Two weeks after a fire displaced them from their home in Centerville-Washington Twp., Courtney Robinson and her partner and their four children are essentially homeless.

Robinson said she called and asked the management at the Chevy Chase Park Apartments whether there was a guarantee for the family to return to the government subsidized apartment on Loganwood Drive, where they had lived in for three years.

“There’s no guarantee, they’re treating it as I started the fire, and I just really don’t appreciate that,” Robinson told News Center 7’s Natalie Jovonovich on Tuesday night.

The Washington Twp. fire marshal ruled the Oct. 5 fire an accident. The "rapid moving fire" was started when a lamp fell onto a bed in Robinson's townhome.

An injured firefighter, an estimated $200,000 in damage and the loss of priceless personal possessions later, Robinson’s family members now find themselves living with relatives in Jefferson Twp. — “I mean yes, we are staying with my mom now, but we’re still homeless” — and accepting donations because the fire took everything they had.

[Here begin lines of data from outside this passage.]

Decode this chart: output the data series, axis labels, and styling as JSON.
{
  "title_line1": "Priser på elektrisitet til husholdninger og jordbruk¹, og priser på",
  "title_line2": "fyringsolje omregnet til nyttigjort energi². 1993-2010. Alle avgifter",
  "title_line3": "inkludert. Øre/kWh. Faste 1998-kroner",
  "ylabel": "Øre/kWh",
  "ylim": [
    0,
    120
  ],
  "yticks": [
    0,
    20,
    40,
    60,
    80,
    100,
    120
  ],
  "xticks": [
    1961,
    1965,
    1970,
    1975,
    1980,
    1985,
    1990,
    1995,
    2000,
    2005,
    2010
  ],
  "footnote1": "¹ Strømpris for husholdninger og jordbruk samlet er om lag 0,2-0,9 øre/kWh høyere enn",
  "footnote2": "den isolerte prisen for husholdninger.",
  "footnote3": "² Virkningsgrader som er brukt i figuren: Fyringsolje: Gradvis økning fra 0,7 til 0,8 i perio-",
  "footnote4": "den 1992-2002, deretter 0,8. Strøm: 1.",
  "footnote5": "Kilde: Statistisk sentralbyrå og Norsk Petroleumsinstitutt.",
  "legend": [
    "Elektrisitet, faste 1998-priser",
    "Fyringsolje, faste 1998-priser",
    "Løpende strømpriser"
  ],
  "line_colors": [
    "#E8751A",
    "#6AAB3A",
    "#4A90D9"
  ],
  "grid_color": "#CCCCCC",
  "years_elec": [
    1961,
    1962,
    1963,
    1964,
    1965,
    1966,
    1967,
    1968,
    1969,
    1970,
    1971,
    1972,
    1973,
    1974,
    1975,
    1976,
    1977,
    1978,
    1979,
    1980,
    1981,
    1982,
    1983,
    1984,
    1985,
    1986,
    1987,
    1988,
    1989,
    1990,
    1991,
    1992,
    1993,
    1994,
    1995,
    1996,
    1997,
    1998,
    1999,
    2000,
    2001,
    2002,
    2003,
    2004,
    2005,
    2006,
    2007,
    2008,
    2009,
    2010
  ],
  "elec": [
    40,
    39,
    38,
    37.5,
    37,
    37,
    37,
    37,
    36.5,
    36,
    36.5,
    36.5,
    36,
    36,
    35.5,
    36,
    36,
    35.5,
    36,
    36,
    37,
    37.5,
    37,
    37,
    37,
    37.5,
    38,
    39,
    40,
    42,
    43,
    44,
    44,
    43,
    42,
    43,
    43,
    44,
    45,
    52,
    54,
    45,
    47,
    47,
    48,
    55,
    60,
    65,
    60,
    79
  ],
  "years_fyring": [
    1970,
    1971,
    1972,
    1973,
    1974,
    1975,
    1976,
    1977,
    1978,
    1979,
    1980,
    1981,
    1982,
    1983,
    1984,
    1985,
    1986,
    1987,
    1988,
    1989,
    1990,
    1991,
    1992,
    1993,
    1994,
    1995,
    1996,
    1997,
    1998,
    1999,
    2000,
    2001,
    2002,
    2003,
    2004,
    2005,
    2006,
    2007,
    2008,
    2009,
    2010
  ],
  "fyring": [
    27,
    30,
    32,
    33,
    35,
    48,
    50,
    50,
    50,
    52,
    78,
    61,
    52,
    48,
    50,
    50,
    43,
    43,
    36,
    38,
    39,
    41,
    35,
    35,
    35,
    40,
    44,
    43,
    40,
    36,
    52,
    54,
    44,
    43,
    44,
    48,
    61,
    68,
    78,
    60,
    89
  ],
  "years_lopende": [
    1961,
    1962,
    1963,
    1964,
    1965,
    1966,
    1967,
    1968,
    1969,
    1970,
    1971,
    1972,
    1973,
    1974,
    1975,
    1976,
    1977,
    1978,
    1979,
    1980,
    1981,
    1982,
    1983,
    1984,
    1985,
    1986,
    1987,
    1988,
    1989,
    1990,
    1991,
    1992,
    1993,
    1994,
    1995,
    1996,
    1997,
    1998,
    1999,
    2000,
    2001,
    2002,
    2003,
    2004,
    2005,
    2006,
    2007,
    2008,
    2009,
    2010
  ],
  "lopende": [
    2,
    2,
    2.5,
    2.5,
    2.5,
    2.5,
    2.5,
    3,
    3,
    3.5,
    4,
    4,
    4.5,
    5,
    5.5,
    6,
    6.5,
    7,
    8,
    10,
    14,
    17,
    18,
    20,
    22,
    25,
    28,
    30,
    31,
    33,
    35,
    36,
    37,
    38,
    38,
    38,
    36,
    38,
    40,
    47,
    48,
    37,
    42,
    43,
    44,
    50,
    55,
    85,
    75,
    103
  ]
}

“My kid’s schools, they’ve been helping out a lot, a lot. If it wasn’t for those schools, I don’t even know where we would be right now,” she said.

Chevy Chase has units, Robinson said, but her family hasn’t been allowed to move in. The family did receive some funds from the Red Cross for temporary housing at a hotel. She has called social service agencies as well, to no avail.

“They told us to go to a homeless shelter and we would get help faster with finding an apartment,” Robinson said. “But when I called the shelter, I called the YWCA for the families and they told me that’s for domestic violence only. So again, up against the wall, there’s nothing that we can do.”

Jovonovich reached out to HUD officials, who directed her to the department’s office in Illinois for comment. The HUD official in Illinois has yet to respond to her request for an interview.